02 June 2013

The Public Sphere

Painted signs were all the rage until about 50 years ago, and I'm not sure what did them in.  Perhaps people at that point were already trying to cut costs to arts funding!  We're ready to bring it back, though.  Here's an example of an old hand-painted sign.  This Coca-Cola Sign.  It looks awesome even more now that it's worn down a little bit.  Hand-painted signs never get old, even when the products they advertise don't exist anymore.  This is a very good thing for the companies, but it also spruces up the area by a palpable degree.  That's why Stereomedia is proposing a Retroactive Movement towards quality craftsmanship in visible public art.

Here are some proposals, and an explanation about why those proposals were selected and developed.

Example #1.  Foxon Park Above Gourmet Heaven
This is a local soda company ("Foxon Park").  It exists and you can buy it in the store "Gourmet Heaven."  The practicality of this move features several different components:

    • It takes over a space which has been targeted in the past by graffiti vandals, and puts it in the realm or space of commerce, meaning art for work, and opens the door to a pathway for businesses and artists to blend on the street art level, in a mutually beneficial way.  
    • It's a local soda, only available in this specific region of the country, so it adds unique character to this scene, making it less likely you'd see such a thing anywhere else. 
    • Looks pretty good all photoshopped below as such, doesn't it? 

    Example #2:  Parking Structure on Orange
    This one indicates where people can park, and makes use of marquee space on the building facade. 

    It incorporates the font "Federation" which has typically been seen in certain context on the internet, and puts it precisely on the wall the way that some child would on photoshop.  

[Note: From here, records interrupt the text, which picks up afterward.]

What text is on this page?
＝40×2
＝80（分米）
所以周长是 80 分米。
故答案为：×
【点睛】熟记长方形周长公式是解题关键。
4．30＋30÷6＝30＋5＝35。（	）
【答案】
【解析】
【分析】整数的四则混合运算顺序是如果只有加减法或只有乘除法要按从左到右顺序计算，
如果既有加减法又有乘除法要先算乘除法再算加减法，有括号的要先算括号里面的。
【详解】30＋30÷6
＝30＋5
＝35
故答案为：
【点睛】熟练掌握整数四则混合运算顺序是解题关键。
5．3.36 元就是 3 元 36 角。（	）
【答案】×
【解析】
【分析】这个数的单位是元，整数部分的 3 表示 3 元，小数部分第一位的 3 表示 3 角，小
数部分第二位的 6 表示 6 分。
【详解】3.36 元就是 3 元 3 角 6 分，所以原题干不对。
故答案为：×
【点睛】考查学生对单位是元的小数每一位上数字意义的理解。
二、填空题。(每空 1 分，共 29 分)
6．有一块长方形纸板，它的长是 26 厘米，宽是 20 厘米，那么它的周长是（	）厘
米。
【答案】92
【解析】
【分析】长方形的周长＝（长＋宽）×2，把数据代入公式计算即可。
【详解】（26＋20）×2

    It also challenges painters to be precise and use "gradients" while staying within budget.  The cheaper the work is completed, the more the artists can take home.  The faster the work is completed, the more quick the artists can leave town and take a great road trip with the money they've earned.  But the skill of the artist is in balancing all of these factors, while staying within the bounds of what one would call "Gallery Precision," meaning that anyone seeing it from any perspective would not be able to find funk or defect in the design and painting of the original artwork.  Also, OSHA 10 would be in order, as well as scaffolding.
    The Biggest Challenge
    Here would be an example of an artwork which would take a tremendous amount of time to complete within the bounds of what would be considered "Verbatum" or "True to Form."  Since 8-bit shapes are, in fact, bitmaps, these would need to be applied using a measurement tool and a "map" (the original game) in order to make these items to appear the way that they do on the screen.  The illusion to the eye of any beholder would be one of wonder.  To the game manufacturers, a sense of reverence for the miraculous mind puzzles that the original Japanese programmers originated:  Videogames.  

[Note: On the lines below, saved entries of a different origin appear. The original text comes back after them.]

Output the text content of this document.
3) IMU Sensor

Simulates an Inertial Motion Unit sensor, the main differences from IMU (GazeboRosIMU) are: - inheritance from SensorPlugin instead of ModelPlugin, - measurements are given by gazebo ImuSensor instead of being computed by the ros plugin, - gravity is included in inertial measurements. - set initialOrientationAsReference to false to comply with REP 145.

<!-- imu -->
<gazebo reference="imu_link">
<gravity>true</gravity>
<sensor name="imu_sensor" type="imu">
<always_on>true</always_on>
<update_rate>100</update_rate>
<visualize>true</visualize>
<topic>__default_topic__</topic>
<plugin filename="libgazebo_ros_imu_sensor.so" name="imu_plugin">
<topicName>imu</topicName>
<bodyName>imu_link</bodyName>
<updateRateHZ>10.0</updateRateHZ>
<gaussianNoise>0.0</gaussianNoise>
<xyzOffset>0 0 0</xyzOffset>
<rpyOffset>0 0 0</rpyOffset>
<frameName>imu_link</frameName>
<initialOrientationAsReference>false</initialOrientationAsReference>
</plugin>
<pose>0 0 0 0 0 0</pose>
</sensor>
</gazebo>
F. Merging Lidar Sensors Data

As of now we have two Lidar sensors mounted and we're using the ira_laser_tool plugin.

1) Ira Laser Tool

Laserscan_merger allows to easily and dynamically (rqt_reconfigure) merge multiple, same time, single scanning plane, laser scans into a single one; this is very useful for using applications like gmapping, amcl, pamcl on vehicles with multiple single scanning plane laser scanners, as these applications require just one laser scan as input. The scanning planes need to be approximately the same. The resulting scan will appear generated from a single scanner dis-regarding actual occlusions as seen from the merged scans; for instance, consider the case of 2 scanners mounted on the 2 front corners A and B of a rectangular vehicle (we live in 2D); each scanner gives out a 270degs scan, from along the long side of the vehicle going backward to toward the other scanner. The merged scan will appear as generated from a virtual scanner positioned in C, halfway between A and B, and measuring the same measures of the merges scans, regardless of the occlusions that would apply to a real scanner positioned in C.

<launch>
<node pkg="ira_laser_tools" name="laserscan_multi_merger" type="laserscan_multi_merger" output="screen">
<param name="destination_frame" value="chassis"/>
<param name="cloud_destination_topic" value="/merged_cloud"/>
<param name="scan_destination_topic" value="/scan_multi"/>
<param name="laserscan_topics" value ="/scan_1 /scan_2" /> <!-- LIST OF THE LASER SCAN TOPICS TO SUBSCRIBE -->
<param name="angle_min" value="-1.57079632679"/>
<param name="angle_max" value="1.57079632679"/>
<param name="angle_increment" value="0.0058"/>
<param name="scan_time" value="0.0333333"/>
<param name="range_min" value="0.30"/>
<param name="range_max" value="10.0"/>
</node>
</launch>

    But that particular project would involve a tremendous amount of community support, approval from the aldermen, and probably the encouragement from the efforts of the aforementioned previous works.  It is, in my opinion, a matter of proving ground to lay out the groundwork with simple projects, and move on to much more difficult things.  By showing the public that art can improve a vacant wall just as an amazing structure might improve a parking lot of gravel.  

    Also, if a new building is assembled in the adjacent vacant lot to take over that wall, the artwork would be preserved between those buildings for what might be considered hundreds, if not thousands of years.

    So, proving ground first.  All things in life revolve chronologically over what seems naturally the most likely to occur.  We're going to be employing some of the best local artists on these projects, basing our pricing on realistic expectations established by the structure that currently stands. 

    Step One.  Find out how much this billboard costs. It's CBS Billboard 1228-B, on the corner of Whitney and Grove.

    Take that number.  Let's say you negotiate it to $2000/mo over the phone.  Assume that the wall down the street gets half the traffic.  So the visibility declines in worth to about $1000.

    Now figure out a way to manage to obtain a figure comparable which will allow you to sustain your existence with art.
    Here is a good example of this equation.  Let's say that it will cost $1000 to produce.  The supplies will be about $500.  The artist will also cost the same.  But the monthly fee would come from the advertiser, meaning that Foxon Park would essentially be the party responsible for paying the building owner to "Rent" the location.  And that a new mural would be installed whenever either party requested.

    Foxon Park could say, "We no longer want to pay the building owner $200 every month for their wall. It doesn't make sense to us, to pay that much."

    The building owner could then say, "We will call up the sign company people and find a new company who would like to advertise on that wall, for the $1000 paint fee as well as the $200 monthly wall space rental.  It gets more local traffic than the internet, and everyone on this street is well-to-do!  Foxon Park would be fools not to continue to use that wall!"

    I suppose the dialogue is a little 1950's but I'd be prepared not just for art, but for conversation and business arrangements.  The public sphere is a great place to take shape a career.  And that's how I will end this entry into the Stereomedia Journal.